La construction hors site, qui consiste à fabriquer un maximum d’éléments en usines ou en ateliers à l’aide du numérique, apparaît comme une filière prometteuse (et bientôt d’excellence) en matière de décarbonation et d’innovation. « Le modèle intégré du hors-site , incluant une phase de prototypage et de tests, est propice à l’adoption d’une démarche de recherche et développement », confirme Sébastien Matty, président de GA Smart Building.
Cette logique d’innovation, développée par les entreprises privées, le plus souvent en mode « laboratoire », requiert le soutien des pouvoirs publics pour opérer un changement d’échelle.

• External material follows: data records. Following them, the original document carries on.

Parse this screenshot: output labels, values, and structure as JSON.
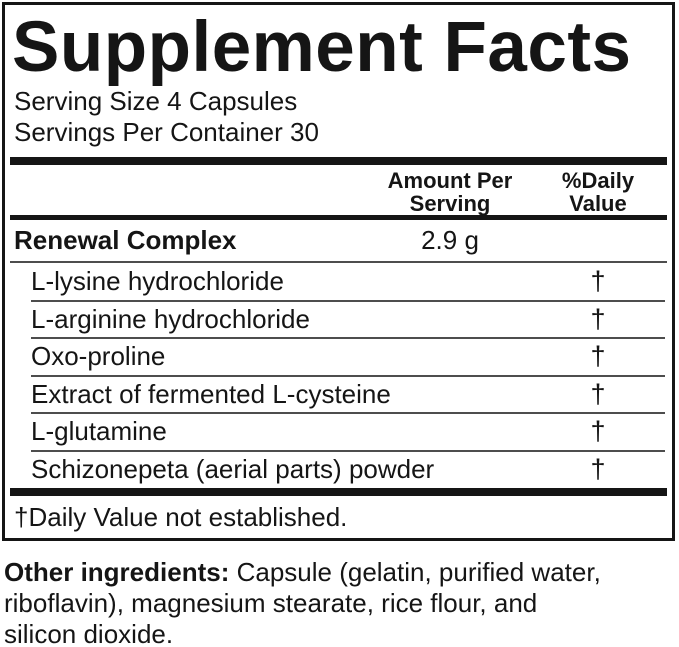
{
  "supplement_facts": {
    "title": "Supplement Facts",
    "serving_size": "Serving Size 4 Capsules",
    "servings_per_container": "Servings Per Container 30",
    "columns": {
      "amount_line1": "Amount Per",
      "amount_line2": "Serving",
      "dv_line1": "%Daily",
      "dv_line2": "Value"
    },
    "complex": {
      "name": "Renewal Complex",
      "amount": "2.9 g"
    },
    "ingredients": [
      {
        "name": "L-lysine hydrochloride",
        "dv": "†"
      },
      {
        "name": "L-arginine hydrochloride",
        "dv": "†"
      },
      {
        "name": "Oxo-proline",
        "dv": "†"
      },
      {
        "name": "Extract of fermented L-cysteine",
        "dv": "†"
      },
      {
        "name": "L-glutamine",
        "dv": "†"
      },
      {
        "name": "Schizonepeta (aerial parts) powder",
        "dv": "†"
      }
    ],
    "footnote": "†Daily Value not established."
  },
  "other_ingredients": {
    "label": "Other ingredients:",
    "line1_rest": " Capsule (gelatin, purified water,",
    "line2": "riboflavin), magnesium stearate, rice flour, and",
    "line3": "silicon dioxide."
  },
  "colors": {
    "text": "#151515",
    "border": "#151515",
    "thick_bar": "#151515",
    "thin_rule": "#4d4d4d",
    "background": "#ffffff"
  }
}
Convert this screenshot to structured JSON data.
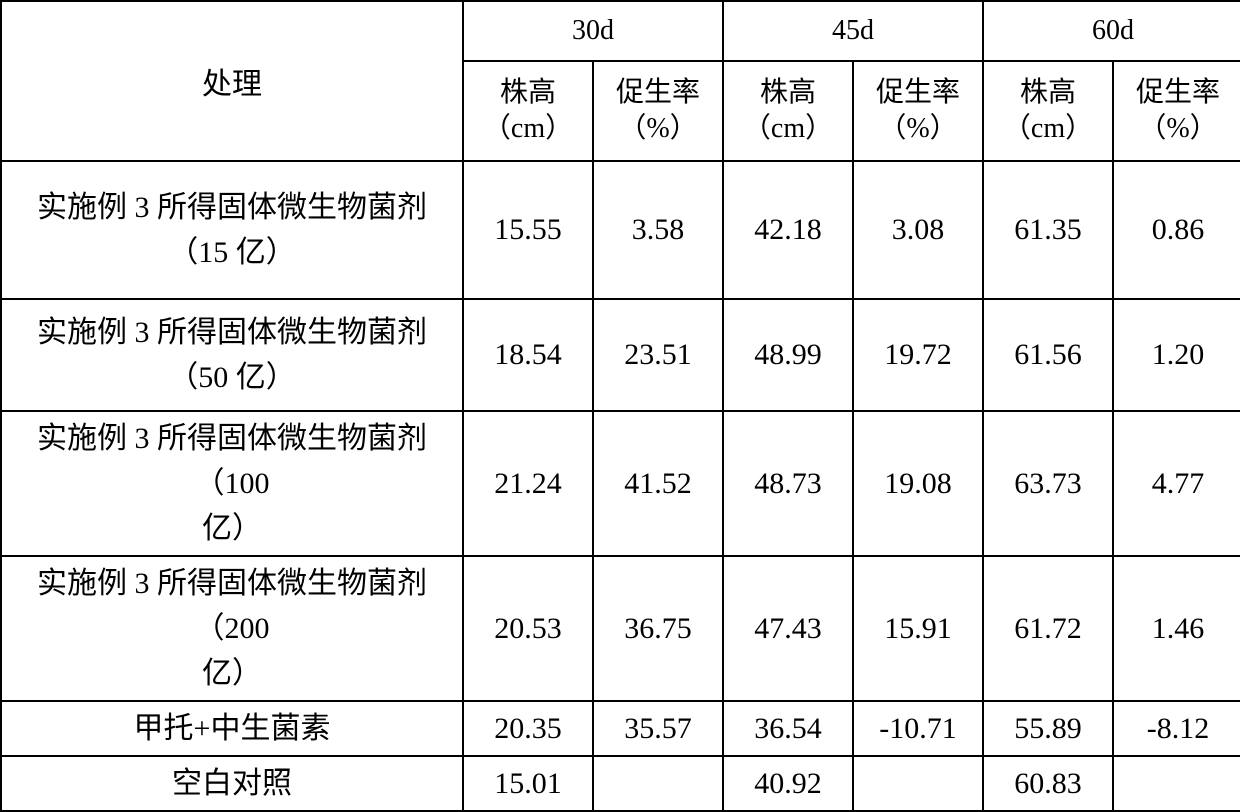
{
  "table": {
    "type": "table",
    "background_color": "#ffffff",
    "border_color": "#000000",
    "header": {
      "treatment_label": "处理",
      "groups": [
        "30d",
        "45d",
        "60d"
      ],
      "subcols": [
        {
          "height": "株高",
          "height_unit": "（cm）",
          "rate": "促生率",
          "rate_unit": "（%）"
        },
        {
          "height": "株高",
          "height_unit": "（cm）",
          "rate": "促生率",
          "rate_unit": "（%）"
        },
        {
          "height": "株高",
          "height_unit": "（cm）",
          "rate": "促生率",
          "rate_unit": "（%）"
        }
      ]
    },
    "rows": [
      {
        "label_line1": "实施例 3 所得固体微生物菌剂",
        "label_line2": "（15 亿）",
        "d30_height": "15.55",
        "d30_rate": "3.58",
        "d45_height": "42.18",
        "d45_rate": "3.08",
        "d60_height": "61.35",
        "d60_rate": "0.86"
      },
      {
        "label_line1": "实施例 3 所得固体微生物菌剂",
        "label_line2": "（50 亿）",
        "d30_height": "18.54",
        "d30_rate": "23.51",
        "d45_height": "48.99",
        "d45_rate": "19.72",
        "d60_height": "61.56",
        "d60_rate": "1.20"
      },
      {
        "label_line1": "实施例 3 所得固体微生物菌剂（100",
        "label_line2": "亿）",
        "d30_height": "21.24",
        "d30_rate": "41.52",
        "d45_height": "48.73",
        "d45_rate": "19.08",
        "d60_height": "63.73",
        "d60_rate": "4.77"
      },
      {
        "label_line1": "实施例 3 所得固体微生物菌剂（200",
        "label_line2": "亿）",
        "d30_height": "20.53",
        "d30_rate": "36.75",
        "d45_height": "47.43",
        "d45_rate": "15.91",
        "d60_height": "61.72",
        "d60_rate": "1.46"
      },
      {
        "label_line1": "甲托+中生菌素",
        "label_line2": "",
        "d30_height": "20.35",
        "d30_rate": "35.57",
        "d45_height": "36.54",
        "d45_rate": "-10.71",
        "d60_height": "55.89",
        "d60_rate": "-8.12"
      },
      {
        "label_line1": "空白对照",
        "label_line2": "",
        "d30_height": "15.01",
        "d30_rate": "",
        "d45_height": "40.92",
        "d45_rate": "",
        "d60_height": "60.83",
        "d60_rate": ""
      }
    ],
    "column_widths": {
      "treatment": 462,
      "data": 130
    },
    "font_sizes": {
      "header": 28,
      "body": 30
    }
  }
}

Pour le Village des athlètes des JO de Paris, Icade promet un bilan carbone fixé à 740 tonnes, soit deux fois moins que le niveau réglementaire. Ce projet a pu voir le jour grâce à l’appui de Grand Paris Aménagement. « Le dialogue entre les donneurs d’ordre, les aménageurs publics et les collectivités locales est le moteur de ces chantiers », confirme Emmanuel Desmaizières, directeur général d’Icade Promotion. Le déploiement massif d’un immobilier décarboné repose sur la mobilisation collective des sphères publique et privée.